Here we have Owls Head Lighthouse, which is just at the entrance of Rockland Harbour in Maine, America. It is surrounded by land which is now a State Park, and so protected. The lighthouse is not named Owls Head because of its shape, but because it stands on a peninsula which resembles one.
It was built in 1852, and shortly after that a little house was built to form a home for the lighthouse keeper. This is now a museum. However his electricity supply seems to have been sporadic until 1895 when a generator was supplied him.
The lighthouse was restored in 2010 and repainted, and it is much written that today it looks much as it did when it was originally built in 1852. However this is not strictly true, as the 1852 structure was a rebuild; there was an earlier structure, built in 1825 by Jeremiah Berry and Green & Foster, as a thirty feet tall tapering cylinder of brick. I have not been able to find out what happened to this, whether it was demolished either partially or completely by storm, or whether it was just changed a bit into the structure on this card.
We do know that this lighthouse also appears in the American Tobacco Company`s "Hassan" branded "Lighthouse Series" a set of fifty large unnumbered cards known as T.77. And maybe on other sets that I do not know about.
In our original World Tobacco Issues Index our set is described as :
LIGHTHOUSES (A) Lg. Die-cut to shape. Unnd. (25) "Honest Long Cut" brand issue. See ABC/119. Ref. USA/119.a ... D76-29
It is very slightly different in our updated version of this work, reading :
LIGHTHOUSES (A) Lg.

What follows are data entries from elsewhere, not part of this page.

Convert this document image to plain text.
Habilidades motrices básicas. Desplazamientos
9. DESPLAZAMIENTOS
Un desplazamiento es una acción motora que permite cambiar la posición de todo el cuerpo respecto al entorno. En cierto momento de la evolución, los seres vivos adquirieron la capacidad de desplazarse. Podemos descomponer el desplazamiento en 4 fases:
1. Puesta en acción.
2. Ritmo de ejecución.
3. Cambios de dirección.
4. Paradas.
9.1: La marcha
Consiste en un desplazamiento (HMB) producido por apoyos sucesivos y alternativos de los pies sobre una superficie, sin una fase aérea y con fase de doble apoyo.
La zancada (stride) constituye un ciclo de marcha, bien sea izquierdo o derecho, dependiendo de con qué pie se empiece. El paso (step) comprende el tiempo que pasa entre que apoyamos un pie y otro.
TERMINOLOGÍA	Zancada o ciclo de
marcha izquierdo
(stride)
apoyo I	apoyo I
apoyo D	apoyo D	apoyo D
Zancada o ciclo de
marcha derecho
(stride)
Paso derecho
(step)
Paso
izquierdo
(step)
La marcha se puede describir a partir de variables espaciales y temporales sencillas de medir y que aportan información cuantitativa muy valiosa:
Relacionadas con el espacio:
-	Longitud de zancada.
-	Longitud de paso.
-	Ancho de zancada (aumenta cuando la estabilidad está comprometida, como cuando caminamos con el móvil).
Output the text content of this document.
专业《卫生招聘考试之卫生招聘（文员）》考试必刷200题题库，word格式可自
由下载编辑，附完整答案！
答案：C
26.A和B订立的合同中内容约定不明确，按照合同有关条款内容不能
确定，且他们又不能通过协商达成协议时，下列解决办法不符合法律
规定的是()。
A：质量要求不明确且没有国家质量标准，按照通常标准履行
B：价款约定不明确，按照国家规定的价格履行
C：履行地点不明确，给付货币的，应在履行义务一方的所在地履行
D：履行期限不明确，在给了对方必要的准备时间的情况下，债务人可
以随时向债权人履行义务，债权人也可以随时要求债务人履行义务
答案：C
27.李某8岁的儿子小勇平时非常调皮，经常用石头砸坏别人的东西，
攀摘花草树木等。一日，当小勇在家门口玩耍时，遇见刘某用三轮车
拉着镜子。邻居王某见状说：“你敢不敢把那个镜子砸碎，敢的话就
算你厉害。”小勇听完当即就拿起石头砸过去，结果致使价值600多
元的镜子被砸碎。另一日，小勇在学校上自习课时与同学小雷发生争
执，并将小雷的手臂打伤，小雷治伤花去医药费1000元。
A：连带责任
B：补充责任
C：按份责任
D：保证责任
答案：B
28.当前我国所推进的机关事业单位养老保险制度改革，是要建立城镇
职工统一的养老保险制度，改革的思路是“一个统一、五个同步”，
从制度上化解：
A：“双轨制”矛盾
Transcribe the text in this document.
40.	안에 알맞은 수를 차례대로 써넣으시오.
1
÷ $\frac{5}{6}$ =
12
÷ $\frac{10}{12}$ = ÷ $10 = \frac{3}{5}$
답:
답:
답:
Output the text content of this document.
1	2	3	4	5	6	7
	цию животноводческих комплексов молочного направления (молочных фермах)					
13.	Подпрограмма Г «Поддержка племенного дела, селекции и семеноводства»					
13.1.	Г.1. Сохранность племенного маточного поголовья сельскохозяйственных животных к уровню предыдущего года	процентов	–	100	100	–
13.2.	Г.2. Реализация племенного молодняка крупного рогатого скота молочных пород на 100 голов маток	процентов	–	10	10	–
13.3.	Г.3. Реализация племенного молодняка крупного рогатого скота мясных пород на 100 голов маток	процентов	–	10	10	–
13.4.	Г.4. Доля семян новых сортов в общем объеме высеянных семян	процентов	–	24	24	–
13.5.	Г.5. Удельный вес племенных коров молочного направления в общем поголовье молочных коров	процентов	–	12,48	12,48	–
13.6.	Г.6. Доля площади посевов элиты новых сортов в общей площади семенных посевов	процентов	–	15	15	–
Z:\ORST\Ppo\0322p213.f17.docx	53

Die-cut to shape. Backs in blue. Unnd. (25) "Honest Long Cut" brand issue. Ref. USA/119.a ... D900-270
Now if we go to that USA/119, which refers to Jefferson Burdick`s American Card Catalogue, the set is described, with a twist, as
119 - Lighthouses (25) die-cut to shape.
(a) Duke issue (b) Gail & Ax issue.
He makes no differentiation between the two as far as value though, giving just one price, of 40 cents a card.
As I still have a smidgeon of time, lets squeeze in a small note about the G.W. Gail and Ax version. Now they were taken over by American Tobacco in 1891 but we know that this set, and several others, were prepared before this date, and it seems that these cards were issued in 1890. The entry for them in our World Tobacco Issue Indexes reads much the same as the Duke entry, namely: "LIGHTHOUSES (A) Lg. Die-cut to shape. Unnd. (25) Ref. USA/119.b ... G040-450". The odd thing, though, is that there is no cross reference to the Duke issues from here, and vice versa, save the fact that there is a 119.a and a 119.b.
I have not seen a Gail & Ax version of this card, but the few I have seen are very similar regarding the reverse text, which is again only text, reading "SMOKE AND CHEW / G. W. GAIL & AX`S / NAVY" plus a diamond shaped logo with a big "G", and the words "TRADE" "MARK" along the rising edges of the bottom.
They were also printed by The Giles Company.